As I hand over the role of Chair to my fellow trustee Philip Whalley and return to the back benches as trustee, it seems like a good time to reflect on the past 3 years working alongside Marianna and her small band of dedicated staff members. I can say with all honesty that in my 30 years as an arts professional, I have rarely encountered such a combination of creative vision and entrepreneurial acumen in one person as I have seen in Marianna. It has been such a pleasure to help her to deliver her vision and support the team of Stuart, Anna and the extended family of extremely dedicated OFA tutors, volunteers and, of course, NOFA players.

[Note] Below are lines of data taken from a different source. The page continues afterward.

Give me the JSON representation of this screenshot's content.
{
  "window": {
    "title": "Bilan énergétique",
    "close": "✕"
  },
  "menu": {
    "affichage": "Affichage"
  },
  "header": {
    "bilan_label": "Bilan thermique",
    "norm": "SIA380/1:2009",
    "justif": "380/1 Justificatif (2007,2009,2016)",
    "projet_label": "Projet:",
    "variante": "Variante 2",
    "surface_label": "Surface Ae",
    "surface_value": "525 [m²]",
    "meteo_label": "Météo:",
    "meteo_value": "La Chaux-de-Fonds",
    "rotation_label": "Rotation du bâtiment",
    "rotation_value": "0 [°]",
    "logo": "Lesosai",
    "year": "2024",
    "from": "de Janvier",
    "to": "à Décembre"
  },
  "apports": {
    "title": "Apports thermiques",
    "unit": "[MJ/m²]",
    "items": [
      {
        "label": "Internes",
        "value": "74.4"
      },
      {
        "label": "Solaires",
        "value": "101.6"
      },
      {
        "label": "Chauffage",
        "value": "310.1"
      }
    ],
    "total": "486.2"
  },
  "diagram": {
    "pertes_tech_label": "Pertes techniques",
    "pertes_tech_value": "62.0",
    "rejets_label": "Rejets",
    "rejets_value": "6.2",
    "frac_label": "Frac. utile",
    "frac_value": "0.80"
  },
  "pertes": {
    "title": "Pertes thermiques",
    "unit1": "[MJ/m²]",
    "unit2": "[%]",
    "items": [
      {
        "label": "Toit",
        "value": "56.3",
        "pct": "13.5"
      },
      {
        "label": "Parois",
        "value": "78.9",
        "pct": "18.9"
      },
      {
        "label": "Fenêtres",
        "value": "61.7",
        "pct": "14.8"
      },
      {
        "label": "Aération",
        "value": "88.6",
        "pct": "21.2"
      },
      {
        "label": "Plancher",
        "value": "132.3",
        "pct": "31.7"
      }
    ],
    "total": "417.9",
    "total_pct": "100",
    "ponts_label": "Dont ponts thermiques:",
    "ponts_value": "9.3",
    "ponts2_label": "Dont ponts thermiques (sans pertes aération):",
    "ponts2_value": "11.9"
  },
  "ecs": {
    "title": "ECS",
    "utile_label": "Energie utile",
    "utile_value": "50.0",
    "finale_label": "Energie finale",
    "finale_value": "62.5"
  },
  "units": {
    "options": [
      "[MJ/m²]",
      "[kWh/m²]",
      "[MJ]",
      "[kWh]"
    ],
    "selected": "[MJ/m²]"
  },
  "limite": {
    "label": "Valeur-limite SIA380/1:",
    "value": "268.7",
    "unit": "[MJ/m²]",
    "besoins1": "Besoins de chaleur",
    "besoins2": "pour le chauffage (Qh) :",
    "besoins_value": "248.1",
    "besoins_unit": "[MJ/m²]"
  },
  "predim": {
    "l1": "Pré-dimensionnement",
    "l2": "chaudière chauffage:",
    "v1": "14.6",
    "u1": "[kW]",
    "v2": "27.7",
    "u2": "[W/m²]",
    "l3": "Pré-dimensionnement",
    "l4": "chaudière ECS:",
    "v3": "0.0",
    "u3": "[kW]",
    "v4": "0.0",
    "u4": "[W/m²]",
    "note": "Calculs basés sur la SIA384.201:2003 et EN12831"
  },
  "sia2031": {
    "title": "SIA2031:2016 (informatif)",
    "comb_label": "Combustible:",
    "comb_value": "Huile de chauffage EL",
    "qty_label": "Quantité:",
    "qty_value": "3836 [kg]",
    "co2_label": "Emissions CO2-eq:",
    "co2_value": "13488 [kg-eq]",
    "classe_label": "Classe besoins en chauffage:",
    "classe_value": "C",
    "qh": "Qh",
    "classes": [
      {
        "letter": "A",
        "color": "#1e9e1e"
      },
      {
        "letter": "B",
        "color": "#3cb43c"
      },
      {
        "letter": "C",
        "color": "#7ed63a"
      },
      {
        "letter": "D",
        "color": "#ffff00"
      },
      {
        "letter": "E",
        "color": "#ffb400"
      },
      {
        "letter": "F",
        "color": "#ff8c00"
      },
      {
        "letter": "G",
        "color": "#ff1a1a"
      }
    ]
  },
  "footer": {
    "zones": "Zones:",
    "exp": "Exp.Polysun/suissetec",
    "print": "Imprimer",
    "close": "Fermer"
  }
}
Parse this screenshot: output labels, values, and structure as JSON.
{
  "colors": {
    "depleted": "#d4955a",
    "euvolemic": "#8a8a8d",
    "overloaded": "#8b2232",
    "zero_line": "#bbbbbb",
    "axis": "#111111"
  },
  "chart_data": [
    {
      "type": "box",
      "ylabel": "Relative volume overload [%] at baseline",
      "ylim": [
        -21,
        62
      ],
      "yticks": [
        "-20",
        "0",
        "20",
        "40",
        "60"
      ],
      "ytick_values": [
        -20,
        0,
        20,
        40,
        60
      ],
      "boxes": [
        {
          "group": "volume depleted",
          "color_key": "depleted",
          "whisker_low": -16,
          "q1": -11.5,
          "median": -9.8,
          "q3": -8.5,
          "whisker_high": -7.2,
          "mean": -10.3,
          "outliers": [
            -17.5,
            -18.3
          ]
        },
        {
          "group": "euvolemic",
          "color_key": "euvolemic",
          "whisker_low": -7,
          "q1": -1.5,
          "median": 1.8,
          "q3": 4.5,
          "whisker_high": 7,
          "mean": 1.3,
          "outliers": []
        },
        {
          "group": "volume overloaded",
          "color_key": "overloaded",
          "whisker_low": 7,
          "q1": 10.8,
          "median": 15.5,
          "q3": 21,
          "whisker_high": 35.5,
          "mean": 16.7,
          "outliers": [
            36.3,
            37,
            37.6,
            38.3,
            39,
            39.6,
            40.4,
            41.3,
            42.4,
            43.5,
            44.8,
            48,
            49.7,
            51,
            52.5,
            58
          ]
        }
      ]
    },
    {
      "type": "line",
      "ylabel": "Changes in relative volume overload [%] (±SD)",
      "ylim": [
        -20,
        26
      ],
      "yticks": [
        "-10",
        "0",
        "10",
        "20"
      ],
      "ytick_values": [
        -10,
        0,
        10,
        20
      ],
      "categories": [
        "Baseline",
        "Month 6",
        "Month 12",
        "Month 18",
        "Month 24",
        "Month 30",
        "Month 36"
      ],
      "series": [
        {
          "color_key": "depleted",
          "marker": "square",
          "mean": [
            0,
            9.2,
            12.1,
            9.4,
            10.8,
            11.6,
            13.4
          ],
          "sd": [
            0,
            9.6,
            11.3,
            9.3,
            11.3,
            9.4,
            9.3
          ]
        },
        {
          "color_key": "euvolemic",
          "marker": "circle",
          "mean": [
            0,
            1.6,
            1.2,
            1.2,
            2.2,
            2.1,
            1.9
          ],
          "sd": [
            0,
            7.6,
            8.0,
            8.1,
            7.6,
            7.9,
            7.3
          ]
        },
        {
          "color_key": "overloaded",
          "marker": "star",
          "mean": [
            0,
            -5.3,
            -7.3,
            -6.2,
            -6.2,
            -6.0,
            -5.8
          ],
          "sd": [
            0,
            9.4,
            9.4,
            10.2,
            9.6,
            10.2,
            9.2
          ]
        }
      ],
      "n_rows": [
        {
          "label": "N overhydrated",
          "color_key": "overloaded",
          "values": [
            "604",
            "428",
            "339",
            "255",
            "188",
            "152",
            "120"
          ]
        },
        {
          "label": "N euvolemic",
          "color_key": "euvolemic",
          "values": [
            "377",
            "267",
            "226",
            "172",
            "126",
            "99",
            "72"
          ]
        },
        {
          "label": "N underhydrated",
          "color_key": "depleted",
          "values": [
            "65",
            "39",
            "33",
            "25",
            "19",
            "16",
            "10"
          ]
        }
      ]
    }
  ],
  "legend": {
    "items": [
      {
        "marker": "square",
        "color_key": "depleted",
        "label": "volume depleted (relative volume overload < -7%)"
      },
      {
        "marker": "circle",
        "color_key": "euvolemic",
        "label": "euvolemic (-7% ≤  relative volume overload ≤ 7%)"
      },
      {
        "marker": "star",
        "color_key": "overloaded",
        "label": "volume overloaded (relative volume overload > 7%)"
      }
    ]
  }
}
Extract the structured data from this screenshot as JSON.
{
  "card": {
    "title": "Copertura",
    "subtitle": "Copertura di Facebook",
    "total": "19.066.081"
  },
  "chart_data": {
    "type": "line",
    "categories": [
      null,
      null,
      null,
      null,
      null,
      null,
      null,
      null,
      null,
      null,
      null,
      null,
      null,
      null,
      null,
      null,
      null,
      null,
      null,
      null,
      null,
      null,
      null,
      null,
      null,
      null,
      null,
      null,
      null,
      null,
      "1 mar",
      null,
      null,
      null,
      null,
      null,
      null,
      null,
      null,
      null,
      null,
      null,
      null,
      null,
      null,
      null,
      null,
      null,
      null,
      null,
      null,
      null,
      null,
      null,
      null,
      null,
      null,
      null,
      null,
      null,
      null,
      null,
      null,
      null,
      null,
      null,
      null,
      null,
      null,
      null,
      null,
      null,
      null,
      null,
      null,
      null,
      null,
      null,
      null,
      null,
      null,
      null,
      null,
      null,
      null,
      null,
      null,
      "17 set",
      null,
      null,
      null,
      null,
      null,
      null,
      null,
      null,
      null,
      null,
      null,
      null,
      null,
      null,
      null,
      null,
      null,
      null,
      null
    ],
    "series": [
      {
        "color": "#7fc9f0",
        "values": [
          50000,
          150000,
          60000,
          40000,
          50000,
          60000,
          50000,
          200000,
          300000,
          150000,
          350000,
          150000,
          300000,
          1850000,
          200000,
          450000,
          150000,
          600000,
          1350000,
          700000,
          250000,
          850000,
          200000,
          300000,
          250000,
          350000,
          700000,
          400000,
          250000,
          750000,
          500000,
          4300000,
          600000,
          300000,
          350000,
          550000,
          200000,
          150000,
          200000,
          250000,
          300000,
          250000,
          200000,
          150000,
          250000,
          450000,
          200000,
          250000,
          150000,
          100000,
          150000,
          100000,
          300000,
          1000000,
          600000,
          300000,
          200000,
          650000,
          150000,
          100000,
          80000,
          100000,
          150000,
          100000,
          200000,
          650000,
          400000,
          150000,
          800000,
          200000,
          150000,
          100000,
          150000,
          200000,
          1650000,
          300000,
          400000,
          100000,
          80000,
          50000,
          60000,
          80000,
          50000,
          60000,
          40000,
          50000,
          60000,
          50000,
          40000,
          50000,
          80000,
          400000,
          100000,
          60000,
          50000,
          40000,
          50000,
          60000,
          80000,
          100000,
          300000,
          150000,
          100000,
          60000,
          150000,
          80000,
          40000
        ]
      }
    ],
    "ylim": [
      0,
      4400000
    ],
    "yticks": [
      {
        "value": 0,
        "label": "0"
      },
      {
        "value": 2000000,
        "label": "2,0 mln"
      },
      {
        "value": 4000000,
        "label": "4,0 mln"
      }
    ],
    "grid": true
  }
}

As I see it, my role as Chair has divided into three main categories: a) creating and managing an effective Board of trustees, b) fundraising and c) getting pretty involved in the day to day running of the organisation. Whilst I think the first two areas are very much a part of any Chair’s brief, I think it is true to say that the third category whilst not desirable from a Governance point of view, is pretty inevitable in a young, under-resourced and punching-above-its-weight charity. The fact that there is so much overlap with what I do in my “paid” work is probably a further factor but I am proud to think that in future, because of our successes in a) and b), that my successor will be able to play a much more arms-length role leading the Board.

Successes in a) and b) have taken time and I can certainly attest to the fact that fundraising and also Board development take a long time to get right and to start seeing real, long-term rewards. But once they start to come good and you continue to invest time and passion, they keep on giving and there is a real two-way transfer of benefits. I do believe our funders and our trustees get as much out of the relationship as the charity gets in, in time and money donated.

As a young charity, OFA has been phenomenally successful in raising money, mainly from trusts and individual donors but it is a hungry beast and no sooner had we celebrated one success than we were on to our next challenge and ever higher targets. Trusts are traditionally geared towards a preference for funding projects rather than overheads, and new ones for the most part, so salaries and unsexy running costs are an habitual challenge to fund.

I am delighted to be handing over the reins as Chair at a time when, for the first time, we have achieved the holy grail for a small charity - both Marianna and Stuart’s salaries are funded for the next year by a very visionary trust. This will give the organisation valuable time to stop chasing short-term funding and start bedding down to create long-term financial sustainability and resilience. These words are used so often these days as almost to lose their meaning but you have only to work with an organisation such as OFA to see how incredibly important they are once you get past the first 100m dash. We are now looking forward to the next 5 – 10 years with more confidence than ever before, looking at how we can work with ever more young people and helping them to feel the power of music making with others.